President of Trump’s forehead and leader continues to offer US Federal Researchers’ Bank Powell and leaves the guiding interest rate unchanged-despite all the insults of Trump, who repeatedly demanded that the loan costs rapidly reduce.
The key interest rate in the world’s largest economy remains unchanged at a relatively high level. The US Federal Reserve (FED) US Federal Reserve left it in the range of 4.25 to 4.50 percent. This was announced in the evening after their regular interest session.
For the fourth time in a row, the monetary politicians around Fed boss Jerome Powell have opposed the demands of US President Donald Trump to reduce the key interest rate. This has been at the comparatively high level since last December. This decision was widely expected at the financial markets.
Trump had repeatedly criticized the central bank for its interest rate and questioned its independence. He attacked Fed boss Powell personally several times. Just a few hours before the interest decision, Trump had explained that he was “a stupid person” because he obviously did not want to lower the key interest rate. The Republican pondered whether he should not appoint himself as head of the US Federal Reserve.
Inflation recently less than expected
“We have no inflation, we are just successful, and I would like to see that interest rates are falling,” said Trump. Most recently, the US President had even called for a large interest rate of one percentage point.

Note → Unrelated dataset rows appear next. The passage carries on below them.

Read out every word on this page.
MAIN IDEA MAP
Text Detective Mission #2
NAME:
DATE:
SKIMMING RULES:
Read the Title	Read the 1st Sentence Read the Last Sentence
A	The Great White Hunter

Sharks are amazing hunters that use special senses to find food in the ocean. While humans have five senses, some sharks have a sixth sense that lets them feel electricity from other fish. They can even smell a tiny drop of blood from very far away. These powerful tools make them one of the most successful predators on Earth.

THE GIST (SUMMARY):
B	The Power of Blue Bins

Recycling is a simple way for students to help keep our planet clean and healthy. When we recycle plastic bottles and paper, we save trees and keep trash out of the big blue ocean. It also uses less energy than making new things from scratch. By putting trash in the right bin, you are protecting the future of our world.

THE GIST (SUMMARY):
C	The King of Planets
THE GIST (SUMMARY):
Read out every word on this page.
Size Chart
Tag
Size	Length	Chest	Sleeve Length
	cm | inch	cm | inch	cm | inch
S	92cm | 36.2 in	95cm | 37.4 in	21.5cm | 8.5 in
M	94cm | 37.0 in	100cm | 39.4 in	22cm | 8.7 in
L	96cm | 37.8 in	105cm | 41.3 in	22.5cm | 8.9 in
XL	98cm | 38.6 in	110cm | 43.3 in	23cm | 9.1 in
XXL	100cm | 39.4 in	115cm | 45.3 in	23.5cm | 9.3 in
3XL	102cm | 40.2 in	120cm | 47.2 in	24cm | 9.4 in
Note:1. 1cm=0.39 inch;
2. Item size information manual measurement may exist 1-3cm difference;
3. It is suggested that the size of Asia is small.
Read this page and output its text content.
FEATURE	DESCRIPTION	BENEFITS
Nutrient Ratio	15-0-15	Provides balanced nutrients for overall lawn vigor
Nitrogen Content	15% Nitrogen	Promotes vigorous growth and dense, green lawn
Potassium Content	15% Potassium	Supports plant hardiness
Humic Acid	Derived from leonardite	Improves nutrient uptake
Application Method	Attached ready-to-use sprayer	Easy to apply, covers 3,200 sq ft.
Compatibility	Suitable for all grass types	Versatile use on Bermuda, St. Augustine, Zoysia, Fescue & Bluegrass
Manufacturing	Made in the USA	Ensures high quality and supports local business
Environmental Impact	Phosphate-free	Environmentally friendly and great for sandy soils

An interest rate reduction would improve the financing conditions of the companies and stimulate economic activity. The youngest geopolitical crises could also speak for a support for the economy through lower interest rates.
In fact, the latest economic data indicated that the US economy cooled down, while the inflation rate was lower than expected at 2.4 percent in May and did not show the feared effects of the massive threatened or imposed customs increases.
This weakens the argumentation of the Fed, which repeatedly cites the risks of price stability as an essential reason for their stills.
Further interest reductions in sight
All the more excited, observers at the financial markets the latest inflation and economic forecast of the Fed and the monetary policy outlook derived from it.
The monetary authorities are now expecting a higher inflation rate of 3.0 percent this year. In March they still assumed an inflation rate of 2.7 percent. At the same time, they lowered their growth forecast from 1.7 to 1.4 percent. The uncertainty about the outlook had decreased, but stayed up, the central bank said.
In the effect, the Fed’s interest rate was retained: Most of the central bankers expect an interest rate level that can be used to close two interest rate cuts this year. This message was initially relieved at the financial markets. You can now expect a first interest reduction at the next central bank meeting at the end of July.